Biographie

Mit der Geige fängt alles an

Die gebürtige Schweizerin findet ihren Weg zum Gesang über ein Geigenstudium bei Aida Piraccini-Stucki (der Lehrerin von Anne-Sophie Mutter), das sie mit Orchester- und Konzertexamen abschließt.

Die Liebe zum Singen beginnt schon als kleines Kind und setzt sich über die gesamte Schulzeit und dem Geigenstudium fort mit Chorsingen in einem Laien- sowie einem professionellen Chor. Im Extrachor des Zürcher Opernhauses fallen dann die Würfel zu einem neuen Studium.

Als Sängerin wird sie von Prof. Judith Beckmann an der Hochschule für Musik und Theater in Hamburg ausgebildet, wirkt in dieser Zeit beim Chor des NDR Hamburg mit und schließt das Studium mit Auszeichnung ab.

 

 

Stationen

Ihr erstes Engagement führt Gabriela Künzler nach Bielefeld zu John Dew.

Über Stationen an den Städtischen Bühnen von Krefeld/Mönchengladbach und Münster kommt sie 1990 an das Hessische Staatstheater Wiesbaden, wo die Mezzosopranistin als langjähriges Ensemblemitglied eine Fülle von unterschiedlichen Rollen singt. In der freiberuflichen Zeit zwischen 2005 -2010 gastiert sie an verschiedenen Opernhäusern, u.a. in Halle, Frankfurt a.Main, in Görlitz, Düsseldorf und Karlsruhe; sie gibt Gesangsworkshops und Einzelunterricht, leitet den Vhs - Chor und bald darauf einen eigenen Kammerchor in Wiesbaden.

Seit 2012 gehört die Sängerin, die im klassischen Lied wie im Chanson gleichermassen zu Hause ist, die im Musical wie in der Oper den Rollen ihren prägnanten Charakter verleiht, zum Ensemble des Landestheaters Coburg. Sie war die Lola in G.Kreislers Lola Blau, die Czipra im Zigeunerbaron, die María in Piazollas María de Buenos Aires, die Ulrica in Verdis Maskenball, die Norma Desmon in Sunset Boulevard, die Herodias in Strauss'Salome, Marcellina in Figaros Hochzeit und v.a.m.

Unter der website www.landestheater-coburg.de finden Sie auch die Vorstellungstermine.

 

 

Stimmliche Entwicklung

Am Anfang ihrer Karriere stehen wichtige Rollen des lyrischen Fachs wie Cherubino, Hänsel, Rosina und Cenerentola.
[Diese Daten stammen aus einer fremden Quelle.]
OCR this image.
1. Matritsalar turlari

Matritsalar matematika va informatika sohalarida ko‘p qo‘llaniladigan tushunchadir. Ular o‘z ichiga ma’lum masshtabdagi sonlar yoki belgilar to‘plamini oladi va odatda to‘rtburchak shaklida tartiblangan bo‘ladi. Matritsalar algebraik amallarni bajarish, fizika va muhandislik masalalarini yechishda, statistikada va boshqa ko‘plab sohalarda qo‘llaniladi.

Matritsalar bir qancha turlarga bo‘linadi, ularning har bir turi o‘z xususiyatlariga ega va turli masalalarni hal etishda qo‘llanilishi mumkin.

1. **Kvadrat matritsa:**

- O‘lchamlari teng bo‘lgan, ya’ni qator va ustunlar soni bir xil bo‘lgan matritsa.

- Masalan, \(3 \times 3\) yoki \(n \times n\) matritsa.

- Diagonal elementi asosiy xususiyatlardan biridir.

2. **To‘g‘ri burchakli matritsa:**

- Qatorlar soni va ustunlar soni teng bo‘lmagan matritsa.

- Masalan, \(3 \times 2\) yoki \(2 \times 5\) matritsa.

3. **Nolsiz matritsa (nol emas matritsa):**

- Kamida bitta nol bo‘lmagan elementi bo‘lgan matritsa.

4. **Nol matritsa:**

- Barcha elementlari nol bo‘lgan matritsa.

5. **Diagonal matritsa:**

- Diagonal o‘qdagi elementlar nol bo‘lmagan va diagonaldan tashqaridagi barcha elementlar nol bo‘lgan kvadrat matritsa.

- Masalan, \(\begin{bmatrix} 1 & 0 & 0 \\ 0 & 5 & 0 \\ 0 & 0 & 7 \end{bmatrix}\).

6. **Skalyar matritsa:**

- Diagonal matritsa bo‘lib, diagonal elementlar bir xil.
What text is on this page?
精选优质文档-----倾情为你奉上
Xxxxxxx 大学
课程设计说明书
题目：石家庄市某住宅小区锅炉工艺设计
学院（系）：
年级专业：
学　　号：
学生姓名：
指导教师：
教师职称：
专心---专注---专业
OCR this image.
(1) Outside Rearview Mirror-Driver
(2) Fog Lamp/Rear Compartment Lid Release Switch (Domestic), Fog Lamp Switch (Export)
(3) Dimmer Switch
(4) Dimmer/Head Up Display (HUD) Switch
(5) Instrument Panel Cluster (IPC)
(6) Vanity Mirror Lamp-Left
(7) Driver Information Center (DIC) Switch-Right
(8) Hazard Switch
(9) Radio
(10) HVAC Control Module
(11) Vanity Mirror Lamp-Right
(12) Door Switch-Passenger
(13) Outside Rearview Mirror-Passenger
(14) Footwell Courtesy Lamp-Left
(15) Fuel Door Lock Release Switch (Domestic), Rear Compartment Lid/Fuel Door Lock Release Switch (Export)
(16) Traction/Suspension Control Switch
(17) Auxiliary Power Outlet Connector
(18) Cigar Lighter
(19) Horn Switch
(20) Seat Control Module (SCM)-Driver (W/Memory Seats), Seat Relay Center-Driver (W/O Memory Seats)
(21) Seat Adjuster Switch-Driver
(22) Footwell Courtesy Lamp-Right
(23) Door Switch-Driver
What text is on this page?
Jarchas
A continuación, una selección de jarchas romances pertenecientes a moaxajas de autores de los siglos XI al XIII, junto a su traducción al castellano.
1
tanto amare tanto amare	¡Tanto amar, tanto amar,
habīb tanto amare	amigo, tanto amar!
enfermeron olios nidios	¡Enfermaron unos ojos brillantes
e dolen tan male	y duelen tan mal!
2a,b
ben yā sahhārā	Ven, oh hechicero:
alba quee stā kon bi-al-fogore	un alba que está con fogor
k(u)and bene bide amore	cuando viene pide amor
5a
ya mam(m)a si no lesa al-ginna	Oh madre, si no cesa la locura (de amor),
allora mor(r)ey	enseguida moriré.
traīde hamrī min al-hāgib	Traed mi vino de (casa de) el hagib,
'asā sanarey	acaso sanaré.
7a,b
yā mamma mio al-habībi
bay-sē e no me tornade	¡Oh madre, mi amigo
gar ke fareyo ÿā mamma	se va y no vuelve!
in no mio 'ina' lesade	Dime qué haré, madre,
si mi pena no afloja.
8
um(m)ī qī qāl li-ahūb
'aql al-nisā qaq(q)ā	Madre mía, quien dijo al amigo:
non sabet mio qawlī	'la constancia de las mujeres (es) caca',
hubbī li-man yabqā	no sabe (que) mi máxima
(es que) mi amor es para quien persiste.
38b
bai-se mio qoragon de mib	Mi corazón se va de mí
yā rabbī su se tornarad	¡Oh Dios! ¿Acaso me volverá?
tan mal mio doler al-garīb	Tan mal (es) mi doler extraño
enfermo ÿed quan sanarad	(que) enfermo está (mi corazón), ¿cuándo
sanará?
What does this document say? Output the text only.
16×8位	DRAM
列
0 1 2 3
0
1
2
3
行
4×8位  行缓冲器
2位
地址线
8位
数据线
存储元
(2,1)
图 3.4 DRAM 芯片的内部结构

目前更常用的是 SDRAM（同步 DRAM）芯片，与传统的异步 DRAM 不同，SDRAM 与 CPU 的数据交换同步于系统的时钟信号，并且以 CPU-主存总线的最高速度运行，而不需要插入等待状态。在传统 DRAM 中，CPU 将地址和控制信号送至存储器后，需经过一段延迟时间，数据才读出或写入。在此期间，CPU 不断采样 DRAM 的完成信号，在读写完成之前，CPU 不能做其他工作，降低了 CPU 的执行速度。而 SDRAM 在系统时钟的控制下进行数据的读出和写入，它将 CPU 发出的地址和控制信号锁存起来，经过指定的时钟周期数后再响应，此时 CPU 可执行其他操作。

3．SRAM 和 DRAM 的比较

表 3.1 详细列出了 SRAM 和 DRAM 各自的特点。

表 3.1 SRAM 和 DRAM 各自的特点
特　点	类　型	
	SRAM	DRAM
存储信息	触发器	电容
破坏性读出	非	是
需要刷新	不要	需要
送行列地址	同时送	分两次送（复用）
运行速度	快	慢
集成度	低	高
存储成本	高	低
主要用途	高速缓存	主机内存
Im Bereich der Barockoper bestreitet sie unter anderem den Nerone in Monteverdis Krönung der Poppea sowie die drei Titelpartien in einer überregional beachteten Händel-Trilogie, die auch als CD-Produktion erhältlich ist: Oreste, Rinaldo und Xeres.

Mit Partien wie Octavian im Rosenkavalier und Elisabetta in Maria Stuarda sowie Carmen, in der sie über mehrere Spielzeiten hin einen nachhaltigen Erfolg verzeichnete, mit Giulietta in Hoffmanns Erzählungen und Donna Elvira in Don Giovanni, vergrößert die Sängerin ihr stimmliches Spektum.

In den letzten Jahren erweiterte sie ihr Fach in Richtung dramatischer Mezzosopran und erarbeitet sich die Partie der Fricka in Die Walküren, der Kundry in Parsifal, sowie die Partie der Marie in Wozzeck.